Experiments show the proposed method effectively reduce LLaVA-NeXT training time by 40% while maintaining performance across 14 benchmarks. It also enables training with doubled input resolution using only 70% of the original computational cost, demonstrating better efficiency-performance trade-off than existing methods like FastV.
The proposed method could be deployed as a plug-and-play module without requiring architectural modifications or additional training.
The method's design is simple yet effective, using only lightweight attention calculations for measuring token importance.

缺点

The technical novelty is very limited.
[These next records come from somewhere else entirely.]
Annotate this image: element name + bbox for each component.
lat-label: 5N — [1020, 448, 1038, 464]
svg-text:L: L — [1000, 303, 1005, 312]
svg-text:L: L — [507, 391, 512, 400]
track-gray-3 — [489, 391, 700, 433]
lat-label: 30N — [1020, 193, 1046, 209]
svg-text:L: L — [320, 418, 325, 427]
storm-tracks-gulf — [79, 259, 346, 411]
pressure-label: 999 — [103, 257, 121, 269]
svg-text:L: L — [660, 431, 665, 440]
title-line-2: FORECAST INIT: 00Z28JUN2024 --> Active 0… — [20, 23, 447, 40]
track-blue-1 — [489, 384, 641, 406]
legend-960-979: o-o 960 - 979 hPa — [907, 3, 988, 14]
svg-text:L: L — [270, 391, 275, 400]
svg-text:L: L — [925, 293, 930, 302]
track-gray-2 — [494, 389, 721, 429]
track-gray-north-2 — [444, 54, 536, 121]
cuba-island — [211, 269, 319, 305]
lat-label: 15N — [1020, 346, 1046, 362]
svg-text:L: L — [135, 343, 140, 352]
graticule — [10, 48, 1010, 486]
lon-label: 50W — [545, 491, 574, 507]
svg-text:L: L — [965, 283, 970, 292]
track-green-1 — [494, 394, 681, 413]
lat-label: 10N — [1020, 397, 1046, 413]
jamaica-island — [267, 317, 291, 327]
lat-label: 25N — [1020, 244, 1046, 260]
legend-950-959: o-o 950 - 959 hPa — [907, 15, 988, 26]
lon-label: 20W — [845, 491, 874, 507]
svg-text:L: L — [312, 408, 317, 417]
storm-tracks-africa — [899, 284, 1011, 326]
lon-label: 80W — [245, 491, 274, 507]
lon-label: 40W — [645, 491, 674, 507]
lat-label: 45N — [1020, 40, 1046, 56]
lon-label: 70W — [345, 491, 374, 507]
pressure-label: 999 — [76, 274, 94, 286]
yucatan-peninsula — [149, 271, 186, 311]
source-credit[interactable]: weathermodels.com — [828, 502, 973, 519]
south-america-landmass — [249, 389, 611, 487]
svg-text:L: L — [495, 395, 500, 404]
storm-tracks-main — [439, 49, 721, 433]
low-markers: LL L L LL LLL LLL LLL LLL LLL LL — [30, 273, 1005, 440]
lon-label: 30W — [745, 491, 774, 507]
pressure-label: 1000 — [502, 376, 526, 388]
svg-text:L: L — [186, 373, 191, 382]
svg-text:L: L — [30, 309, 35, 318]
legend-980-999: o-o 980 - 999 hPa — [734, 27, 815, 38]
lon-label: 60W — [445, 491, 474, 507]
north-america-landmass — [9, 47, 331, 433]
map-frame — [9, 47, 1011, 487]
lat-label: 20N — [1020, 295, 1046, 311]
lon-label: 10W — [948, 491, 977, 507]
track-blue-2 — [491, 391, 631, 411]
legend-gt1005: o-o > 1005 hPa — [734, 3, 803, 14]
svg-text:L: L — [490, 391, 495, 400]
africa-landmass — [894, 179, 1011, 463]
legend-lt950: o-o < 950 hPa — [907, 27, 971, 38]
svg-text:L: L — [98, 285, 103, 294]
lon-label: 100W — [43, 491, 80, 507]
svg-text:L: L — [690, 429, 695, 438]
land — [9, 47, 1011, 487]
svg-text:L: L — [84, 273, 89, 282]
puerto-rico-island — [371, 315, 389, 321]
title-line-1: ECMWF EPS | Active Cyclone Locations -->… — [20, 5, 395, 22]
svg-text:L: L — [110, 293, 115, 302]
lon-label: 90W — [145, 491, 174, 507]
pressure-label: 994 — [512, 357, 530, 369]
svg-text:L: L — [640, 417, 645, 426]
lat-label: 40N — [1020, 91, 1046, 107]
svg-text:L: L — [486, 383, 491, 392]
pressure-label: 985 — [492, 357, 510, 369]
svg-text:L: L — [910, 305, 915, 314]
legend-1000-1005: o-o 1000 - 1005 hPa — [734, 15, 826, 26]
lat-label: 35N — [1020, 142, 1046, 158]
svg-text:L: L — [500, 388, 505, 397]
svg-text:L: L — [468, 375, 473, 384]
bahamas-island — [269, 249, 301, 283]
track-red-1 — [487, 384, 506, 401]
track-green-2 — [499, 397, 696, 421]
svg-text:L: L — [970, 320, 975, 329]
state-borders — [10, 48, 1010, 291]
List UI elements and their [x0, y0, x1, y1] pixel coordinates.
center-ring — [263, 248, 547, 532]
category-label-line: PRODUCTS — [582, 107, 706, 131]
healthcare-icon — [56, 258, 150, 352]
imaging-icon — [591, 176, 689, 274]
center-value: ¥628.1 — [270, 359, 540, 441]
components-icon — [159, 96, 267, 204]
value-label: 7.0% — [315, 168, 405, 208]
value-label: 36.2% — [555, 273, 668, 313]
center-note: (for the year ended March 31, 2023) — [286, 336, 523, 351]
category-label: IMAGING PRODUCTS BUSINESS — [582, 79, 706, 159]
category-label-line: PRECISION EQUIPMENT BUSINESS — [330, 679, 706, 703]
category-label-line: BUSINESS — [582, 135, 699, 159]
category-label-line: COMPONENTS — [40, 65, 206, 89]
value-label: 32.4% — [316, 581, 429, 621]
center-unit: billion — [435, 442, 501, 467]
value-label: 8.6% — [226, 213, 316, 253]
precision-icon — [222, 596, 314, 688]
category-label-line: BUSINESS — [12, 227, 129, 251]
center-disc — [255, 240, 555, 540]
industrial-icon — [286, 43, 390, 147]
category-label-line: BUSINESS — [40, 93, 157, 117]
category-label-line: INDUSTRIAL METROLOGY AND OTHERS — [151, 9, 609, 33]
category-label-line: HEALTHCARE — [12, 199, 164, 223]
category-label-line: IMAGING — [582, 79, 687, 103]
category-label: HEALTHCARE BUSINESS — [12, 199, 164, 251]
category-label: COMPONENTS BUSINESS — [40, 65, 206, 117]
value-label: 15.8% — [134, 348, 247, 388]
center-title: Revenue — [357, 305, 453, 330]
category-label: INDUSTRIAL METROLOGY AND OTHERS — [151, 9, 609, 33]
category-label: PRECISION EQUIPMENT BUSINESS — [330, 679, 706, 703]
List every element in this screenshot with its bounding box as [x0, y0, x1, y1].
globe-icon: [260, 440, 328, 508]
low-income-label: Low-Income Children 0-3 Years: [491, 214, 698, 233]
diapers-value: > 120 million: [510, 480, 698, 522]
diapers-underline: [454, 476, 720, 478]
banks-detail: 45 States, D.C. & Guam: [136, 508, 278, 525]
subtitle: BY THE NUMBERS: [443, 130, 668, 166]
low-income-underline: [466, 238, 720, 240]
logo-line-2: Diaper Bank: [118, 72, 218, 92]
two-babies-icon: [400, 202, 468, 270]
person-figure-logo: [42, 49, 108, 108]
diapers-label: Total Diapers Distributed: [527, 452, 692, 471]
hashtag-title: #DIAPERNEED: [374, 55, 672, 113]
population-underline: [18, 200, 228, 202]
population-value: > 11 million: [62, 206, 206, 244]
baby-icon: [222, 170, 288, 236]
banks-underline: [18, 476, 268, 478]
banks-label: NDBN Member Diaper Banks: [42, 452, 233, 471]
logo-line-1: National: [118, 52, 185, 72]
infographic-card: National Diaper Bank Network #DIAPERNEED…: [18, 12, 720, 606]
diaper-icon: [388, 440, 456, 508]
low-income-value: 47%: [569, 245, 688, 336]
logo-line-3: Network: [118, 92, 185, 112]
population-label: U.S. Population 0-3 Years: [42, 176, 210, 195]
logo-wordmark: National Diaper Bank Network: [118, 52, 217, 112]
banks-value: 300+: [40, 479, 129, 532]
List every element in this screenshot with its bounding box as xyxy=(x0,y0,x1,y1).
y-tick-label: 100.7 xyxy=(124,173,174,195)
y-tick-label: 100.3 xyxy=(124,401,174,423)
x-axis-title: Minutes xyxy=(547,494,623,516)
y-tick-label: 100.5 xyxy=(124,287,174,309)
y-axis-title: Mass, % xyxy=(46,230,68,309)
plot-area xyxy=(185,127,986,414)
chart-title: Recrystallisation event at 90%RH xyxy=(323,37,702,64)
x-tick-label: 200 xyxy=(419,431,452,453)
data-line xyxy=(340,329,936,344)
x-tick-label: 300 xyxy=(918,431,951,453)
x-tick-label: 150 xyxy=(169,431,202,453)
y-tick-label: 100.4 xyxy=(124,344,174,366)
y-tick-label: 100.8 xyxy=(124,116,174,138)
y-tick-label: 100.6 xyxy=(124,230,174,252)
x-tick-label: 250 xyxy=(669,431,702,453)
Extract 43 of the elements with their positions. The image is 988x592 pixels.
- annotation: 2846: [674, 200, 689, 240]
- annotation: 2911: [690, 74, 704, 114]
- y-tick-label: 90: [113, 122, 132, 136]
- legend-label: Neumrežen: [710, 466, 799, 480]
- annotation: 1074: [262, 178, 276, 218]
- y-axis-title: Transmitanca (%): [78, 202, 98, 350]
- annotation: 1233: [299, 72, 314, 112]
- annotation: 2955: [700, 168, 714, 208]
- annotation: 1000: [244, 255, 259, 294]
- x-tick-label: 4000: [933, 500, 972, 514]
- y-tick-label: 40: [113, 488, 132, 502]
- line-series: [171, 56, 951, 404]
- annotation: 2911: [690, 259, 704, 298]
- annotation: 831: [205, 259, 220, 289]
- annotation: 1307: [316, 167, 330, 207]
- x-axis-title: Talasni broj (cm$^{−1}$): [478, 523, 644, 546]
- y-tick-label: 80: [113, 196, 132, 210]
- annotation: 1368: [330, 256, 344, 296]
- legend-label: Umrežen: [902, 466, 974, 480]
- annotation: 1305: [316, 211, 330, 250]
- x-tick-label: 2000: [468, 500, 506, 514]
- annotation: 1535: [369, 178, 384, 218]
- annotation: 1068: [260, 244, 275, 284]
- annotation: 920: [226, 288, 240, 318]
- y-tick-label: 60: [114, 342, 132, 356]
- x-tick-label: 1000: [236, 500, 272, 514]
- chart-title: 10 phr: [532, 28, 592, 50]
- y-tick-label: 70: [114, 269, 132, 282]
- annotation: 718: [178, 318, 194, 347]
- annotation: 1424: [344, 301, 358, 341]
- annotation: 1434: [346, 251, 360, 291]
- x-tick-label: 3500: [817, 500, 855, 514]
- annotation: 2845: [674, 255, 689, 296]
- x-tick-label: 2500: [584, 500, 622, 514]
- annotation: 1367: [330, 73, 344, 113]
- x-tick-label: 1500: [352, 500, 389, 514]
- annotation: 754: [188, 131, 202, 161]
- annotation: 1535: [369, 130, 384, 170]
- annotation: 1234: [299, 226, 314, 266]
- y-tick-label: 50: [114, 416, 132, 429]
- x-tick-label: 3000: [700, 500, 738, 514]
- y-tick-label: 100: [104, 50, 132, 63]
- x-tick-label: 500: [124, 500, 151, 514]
The core idea of progressive token pruning has been previously explored in both LTP (Learned Token Pruning) [1] and Magic Pyramid[2] papers. LTP introduced learnable thresholds for token pruning across different layers, while Magic Pyramid combined progressive token pruning with early exiting. PyramidDrop's approach of stage-wise token reduction follows a similar progressive pruning strategy, making its technical contribution incremental.
Another critical limitation of the proposed method is its incompatibility with FlashAttention, as it relies on explicit attention score for token dropping. Without analyzing this limitation or providing comparisons against FlashAttention-powered baselines, the paper leaves open questions about the method's true efficiency gains in terms of memory usage and inference latency.

问题

See weakness for details.

撤稿通知

2024-11-14

I have read and agree with the venue's withdrawal policy on behalf of myself and my co-authors.